The cage of Mahdi, the Missing Link, was some what dark, and the terrible form of the mystery loomed in the dusk, heavy and formidable. He was as big as a man, somewhat lank, and covered with coarse hair the colour of cocoanut matting. This afternoon, when the early patrons entered, they found him hanging limply by one arm, like a great ungainly bat.
“The Missing Link always reposes in this manner in his native wilds,” said Madame Marve, in the chaste tones she assumed when imparting valuable instruction “but he is otherwise very human in his tastes and habits.”
“Has ’e a vote, ma’am?” asked a facetious labourer.
A stout lady prodded Mahdi with her umbrella, and he flopped on all fours on the floor of his cage, and sprang forward with a hoarse growl, reaching a great, hairy paw out of the cage.
“Lor blime, missus, yer ortenter do that to another woman’s ’ushand,” said the facetious labourer.
The people pressed about Mahdi’s cage. They threw nuts at him, and offered him lollies and cakes, and the Missing Link went through many surprising contortions, and rolled about, and capered, and growled in a most realistic way, while Madame Marve gave a full and exciting account of his capture in the jungles of Central Africa by a party of hunters, of whom Professor Thunder was the leader and the conspicuous hero.
“Mahdi was then very young,” said Madame. “He has been reared with great tenderness, and is now probably the most valuable, and he is the rarest animal in the world. Professor Thunder has been offered thousands of pounds for Mahdi, but refuses to part with him, preferring to take the marvellous monkey-man through the world for the education and edification of his fellow-creatures.”
Mahdi swung on his bar again, flopped, and then ran up the back wall several times, after which he sat in a corner and scratched himself industriously, grinning at the people every now and then, or uttering a growl that gave the women delicious cold shivers.
The attention of the patrons was next drawn to the educated pig, and presently the show-room was empty again for a minute or two. Madame Marve addressed Mahdi the Missing Link.

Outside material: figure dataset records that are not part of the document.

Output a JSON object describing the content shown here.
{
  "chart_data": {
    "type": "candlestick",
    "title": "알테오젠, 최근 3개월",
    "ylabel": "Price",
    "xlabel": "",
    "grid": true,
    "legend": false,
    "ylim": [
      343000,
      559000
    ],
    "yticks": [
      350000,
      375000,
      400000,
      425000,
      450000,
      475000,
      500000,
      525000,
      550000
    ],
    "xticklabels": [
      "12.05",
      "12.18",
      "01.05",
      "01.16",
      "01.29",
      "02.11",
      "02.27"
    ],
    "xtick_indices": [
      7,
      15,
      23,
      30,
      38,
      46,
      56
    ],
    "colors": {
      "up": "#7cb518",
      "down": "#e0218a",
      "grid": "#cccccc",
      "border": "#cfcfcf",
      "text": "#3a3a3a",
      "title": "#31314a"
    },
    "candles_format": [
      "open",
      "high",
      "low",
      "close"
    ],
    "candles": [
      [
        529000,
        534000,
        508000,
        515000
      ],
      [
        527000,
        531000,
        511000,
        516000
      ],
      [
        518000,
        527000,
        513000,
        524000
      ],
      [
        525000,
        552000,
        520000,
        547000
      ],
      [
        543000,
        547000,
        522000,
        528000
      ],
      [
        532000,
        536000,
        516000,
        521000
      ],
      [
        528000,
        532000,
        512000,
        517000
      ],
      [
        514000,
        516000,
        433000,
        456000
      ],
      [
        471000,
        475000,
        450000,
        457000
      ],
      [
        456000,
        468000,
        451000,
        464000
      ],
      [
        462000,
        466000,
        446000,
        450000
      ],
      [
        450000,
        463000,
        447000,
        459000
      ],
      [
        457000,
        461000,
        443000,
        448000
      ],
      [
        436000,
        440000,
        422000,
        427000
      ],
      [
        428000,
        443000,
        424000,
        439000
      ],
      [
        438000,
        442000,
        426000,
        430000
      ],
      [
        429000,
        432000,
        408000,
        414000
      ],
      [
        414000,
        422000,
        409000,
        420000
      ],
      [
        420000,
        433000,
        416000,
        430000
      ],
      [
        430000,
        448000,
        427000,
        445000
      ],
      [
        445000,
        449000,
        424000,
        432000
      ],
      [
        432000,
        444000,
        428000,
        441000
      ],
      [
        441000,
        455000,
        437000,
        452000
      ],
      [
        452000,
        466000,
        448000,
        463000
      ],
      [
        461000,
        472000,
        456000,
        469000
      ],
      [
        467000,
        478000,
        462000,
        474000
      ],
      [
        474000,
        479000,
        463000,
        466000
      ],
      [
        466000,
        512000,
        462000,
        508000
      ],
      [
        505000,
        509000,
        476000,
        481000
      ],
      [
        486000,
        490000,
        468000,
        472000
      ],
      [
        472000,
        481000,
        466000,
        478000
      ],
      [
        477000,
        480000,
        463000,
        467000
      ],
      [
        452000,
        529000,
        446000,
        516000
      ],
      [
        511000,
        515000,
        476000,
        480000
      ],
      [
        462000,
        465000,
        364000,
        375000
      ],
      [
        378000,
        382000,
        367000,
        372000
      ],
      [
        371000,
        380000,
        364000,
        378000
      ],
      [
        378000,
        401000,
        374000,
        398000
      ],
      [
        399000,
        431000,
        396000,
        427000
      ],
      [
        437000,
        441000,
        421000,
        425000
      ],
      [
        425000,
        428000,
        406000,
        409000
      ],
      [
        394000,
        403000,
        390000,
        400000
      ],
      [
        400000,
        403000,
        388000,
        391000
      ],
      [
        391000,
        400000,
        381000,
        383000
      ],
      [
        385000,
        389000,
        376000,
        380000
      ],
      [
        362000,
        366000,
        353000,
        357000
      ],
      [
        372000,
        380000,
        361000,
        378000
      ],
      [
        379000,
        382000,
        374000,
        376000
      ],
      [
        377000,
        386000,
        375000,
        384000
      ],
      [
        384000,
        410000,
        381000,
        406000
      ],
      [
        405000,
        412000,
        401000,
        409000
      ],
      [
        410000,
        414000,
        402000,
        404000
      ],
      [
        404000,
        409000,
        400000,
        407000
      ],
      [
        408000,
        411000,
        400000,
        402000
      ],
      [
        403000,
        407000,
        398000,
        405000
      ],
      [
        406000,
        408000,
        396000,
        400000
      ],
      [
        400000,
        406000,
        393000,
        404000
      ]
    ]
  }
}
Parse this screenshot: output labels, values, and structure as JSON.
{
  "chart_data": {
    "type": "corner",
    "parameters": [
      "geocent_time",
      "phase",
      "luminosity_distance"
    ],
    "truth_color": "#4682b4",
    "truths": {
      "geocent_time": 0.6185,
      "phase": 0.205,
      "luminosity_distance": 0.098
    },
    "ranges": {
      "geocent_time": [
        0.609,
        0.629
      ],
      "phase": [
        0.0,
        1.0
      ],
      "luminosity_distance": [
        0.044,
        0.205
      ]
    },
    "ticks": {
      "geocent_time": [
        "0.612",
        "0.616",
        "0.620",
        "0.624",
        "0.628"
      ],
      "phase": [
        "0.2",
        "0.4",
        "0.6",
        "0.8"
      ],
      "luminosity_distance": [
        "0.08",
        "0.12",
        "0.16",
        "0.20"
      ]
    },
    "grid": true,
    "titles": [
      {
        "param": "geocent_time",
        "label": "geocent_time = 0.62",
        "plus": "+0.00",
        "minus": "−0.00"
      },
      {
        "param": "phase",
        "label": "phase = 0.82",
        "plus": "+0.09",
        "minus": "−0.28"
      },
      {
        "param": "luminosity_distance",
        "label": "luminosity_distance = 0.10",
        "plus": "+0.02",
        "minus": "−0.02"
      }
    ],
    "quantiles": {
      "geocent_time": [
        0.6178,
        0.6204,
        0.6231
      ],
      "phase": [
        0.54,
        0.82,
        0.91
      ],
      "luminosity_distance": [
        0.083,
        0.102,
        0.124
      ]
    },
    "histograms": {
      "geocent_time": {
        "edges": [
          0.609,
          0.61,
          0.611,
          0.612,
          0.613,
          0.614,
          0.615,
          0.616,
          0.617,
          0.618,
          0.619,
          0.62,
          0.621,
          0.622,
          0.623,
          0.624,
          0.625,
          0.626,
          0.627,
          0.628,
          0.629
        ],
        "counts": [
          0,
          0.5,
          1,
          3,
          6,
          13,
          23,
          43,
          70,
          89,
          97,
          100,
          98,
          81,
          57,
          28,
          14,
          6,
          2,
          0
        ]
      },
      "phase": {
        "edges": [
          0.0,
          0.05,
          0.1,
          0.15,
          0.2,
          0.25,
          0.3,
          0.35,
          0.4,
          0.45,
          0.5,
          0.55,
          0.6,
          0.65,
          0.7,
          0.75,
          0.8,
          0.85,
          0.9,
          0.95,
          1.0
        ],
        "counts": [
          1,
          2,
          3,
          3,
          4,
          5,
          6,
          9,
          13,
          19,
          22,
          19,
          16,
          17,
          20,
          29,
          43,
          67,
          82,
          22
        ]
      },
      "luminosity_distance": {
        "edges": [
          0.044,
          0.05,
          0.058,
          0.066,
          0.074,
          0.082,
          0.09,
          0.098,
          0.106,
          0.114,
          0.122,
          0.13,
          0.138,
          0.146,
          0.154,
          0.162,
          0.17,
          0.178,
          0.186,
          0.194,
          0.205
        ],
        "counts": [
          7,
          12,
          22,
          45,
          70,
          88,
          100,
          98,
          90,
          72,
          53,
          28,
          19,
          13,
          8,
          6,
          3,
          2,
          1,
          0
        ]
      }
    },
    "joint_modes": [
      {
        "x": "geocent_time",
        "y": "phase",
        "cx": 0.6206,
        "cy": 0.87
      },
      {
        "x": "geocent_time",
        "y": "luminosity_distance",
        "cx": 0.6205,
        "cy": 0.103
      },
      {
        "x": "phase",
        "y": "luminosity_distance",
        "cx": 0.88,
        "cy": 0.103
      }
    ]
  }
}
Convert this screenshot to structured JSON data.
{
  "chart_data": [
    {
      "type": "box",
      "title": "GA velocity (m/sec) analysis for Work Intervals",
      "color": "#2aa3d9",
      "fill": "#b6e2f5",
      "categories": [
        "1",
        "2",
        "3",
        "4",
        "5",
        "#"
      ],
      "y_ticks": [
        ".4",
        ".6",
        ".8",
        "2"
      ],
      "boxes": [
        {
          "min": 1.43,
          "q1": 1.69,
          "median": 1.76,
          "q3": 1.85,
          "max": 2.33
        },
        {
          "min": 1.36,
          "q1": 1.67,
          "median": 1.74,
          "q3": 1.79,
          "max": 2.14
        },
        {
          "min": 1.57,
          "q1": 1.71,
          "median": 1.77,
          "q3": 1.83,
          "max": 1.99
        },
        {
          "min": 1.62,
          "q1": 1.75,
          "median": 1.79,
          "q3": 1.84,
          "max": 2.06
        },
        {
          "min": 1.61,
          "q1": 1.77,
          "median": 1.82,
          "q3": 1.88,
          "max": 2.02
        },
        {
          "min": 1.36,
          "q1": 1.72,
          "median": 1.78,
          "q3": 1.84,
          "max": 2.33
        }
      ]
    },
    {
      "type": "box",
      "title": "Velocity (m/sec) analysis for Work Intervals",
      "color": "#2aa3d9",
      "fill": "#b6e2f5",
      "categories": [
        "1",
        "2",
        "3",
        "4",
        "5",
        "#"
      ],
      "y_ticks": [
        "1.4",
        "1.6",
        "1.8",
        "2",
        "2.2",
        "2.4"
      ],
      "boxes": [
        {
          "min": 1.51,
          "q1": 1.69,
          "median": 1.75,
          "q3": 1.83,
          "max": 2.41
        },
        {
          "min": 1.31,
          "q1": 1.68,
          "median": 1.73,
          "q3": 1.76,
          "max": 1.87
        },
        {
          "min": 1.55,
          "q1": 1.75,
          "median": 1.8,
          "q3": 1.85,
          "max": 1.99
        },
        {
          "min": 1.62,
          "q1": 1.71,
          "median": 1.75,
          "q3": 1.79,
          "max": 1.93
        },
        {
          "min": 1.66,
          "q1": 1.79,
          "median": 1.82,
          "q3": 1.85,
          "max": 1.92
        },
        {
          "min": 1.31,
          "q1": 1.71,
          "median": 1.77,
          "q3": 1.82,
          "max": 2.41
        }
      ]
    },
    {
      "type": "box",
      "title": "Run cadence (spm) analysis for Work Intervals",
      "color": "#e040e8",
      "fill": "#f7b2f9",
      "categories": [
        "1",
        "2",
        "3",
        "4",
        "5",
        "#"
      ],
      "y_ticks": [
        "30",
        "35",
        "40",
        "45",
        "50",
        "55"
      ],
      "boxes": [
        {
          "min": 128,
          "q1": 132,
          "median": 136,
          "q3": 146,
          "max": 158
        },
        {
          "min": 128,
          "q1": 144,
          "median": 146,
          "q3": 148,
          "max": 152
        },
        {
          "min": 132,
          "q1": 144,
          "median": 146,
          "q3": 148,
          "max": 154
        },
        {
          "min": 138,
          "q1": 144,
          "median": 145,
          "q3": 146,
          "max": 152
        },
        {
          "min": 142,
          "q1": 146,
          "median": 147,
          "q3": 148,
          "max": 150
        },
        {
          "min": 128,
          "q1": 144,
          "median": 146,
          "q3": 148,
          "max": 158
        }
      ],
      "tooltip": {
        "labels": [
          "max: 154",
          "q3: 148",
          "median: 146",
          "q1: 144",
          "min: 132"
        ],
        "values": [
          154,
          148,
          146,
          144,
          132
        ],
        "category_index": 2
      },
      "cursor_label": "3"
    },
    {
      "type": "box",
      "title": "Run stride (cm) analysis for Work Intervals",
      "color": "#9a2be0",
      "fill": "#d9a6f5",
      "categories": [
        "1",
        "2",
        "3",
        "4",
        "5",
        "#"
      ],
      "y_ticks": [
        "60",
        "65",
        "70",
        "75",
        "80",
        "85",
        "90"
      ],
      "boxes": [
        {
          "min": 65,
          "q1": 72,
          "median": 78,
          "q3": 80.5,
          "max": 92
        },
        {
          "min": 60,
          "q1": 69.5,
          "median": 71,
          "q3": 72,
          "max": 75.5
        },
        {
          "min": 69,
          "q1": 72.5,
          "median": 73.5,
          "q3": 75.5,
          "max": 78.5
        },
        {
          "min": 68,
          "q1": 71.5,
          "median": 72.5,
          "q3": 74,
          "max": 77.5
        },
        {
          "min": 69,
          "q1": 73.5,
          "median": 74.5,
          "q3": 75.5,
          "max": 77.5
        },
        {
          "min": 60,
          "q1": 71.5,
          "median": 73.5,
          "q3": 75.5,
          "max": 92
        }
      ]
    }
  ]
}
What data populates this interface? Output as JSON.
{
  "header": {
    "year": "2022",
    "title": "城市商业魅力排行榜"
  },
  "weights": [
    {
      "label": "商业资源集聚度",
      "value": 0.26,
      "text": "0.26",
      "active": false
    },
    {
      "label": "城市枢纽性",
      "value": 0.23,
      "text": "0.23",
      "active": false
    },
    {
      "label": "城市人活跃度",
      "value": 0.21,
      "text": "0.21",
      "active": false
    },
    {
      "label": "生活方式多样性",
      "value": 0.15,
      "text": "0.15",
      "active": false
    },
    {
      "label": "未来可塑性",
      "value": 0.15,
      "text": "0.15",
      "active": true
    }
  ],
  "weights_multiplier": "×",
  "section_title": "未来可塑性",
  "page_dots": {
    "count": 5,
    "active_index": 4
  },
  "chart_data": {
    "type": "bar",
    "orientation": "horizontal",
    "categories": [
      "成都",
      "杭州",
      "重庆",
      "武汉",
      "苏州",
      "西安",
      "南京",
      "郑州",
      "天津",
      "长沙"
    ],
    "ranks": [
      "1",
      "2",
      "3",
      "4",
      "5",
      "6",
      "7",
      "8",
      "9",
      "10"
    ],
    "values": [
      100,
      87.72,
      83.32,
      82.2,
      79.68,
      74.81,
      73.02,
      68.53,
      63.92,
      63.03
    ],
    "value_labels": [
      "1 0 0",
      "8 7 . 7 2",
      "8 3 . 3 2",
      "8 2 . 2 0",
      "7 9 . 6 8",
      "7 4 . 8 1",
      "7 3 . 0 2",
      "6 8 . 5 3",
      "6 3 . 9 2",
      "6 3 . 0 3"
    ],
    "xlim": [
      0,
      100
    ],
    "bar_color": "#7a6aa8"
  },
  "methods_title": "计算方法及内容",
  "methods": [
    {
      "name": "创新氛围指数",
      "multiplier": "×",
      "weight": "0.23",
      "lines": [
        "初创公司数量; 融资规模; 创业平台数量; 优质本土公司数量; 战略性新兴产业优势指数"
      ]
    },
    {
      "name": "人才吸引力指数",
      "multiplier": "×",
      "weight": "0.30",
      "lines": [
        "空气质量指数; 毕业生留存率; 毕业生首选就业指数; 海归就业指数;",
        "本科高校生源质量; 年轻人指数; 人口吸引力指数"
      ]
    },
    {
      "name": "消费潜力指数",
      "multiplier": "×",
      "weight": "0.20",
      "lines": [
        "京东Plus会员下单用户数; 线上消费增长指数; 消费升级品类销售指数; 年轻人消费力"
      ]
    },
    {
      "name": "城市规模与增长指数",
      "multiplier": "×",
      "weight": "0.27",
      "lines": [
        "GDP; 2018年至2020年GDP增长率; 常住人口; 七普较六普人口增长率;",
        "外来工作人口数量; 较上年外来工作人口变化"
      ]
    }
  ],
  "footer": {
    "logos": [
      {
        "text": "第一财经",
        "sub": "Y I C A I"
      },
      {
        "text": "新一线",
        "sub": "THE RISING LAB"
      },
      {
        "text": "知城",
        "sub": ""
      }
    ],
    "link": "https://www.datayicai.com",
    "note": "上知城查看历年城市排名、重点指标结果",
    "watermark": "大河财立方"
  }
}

“You must growl more, my boy,” she said. “The people like the growling, it terrifies them, and they talk to their friends about it. You really must keep on growling. I don’t care if you don’t scratch quite so much, but you must growl.”
The Missing Link pushed his drab muzzle through the bars.
“Keep on growling,” he protested. “Excuse me, madame, but I’m damned if I do unless you give me more beer. I’ve got a throat like a hot-box.”
Old friend of Mr. Nicholas Crips would have recognised those crisp tones instantly. Nickie the Kid had found his vocation.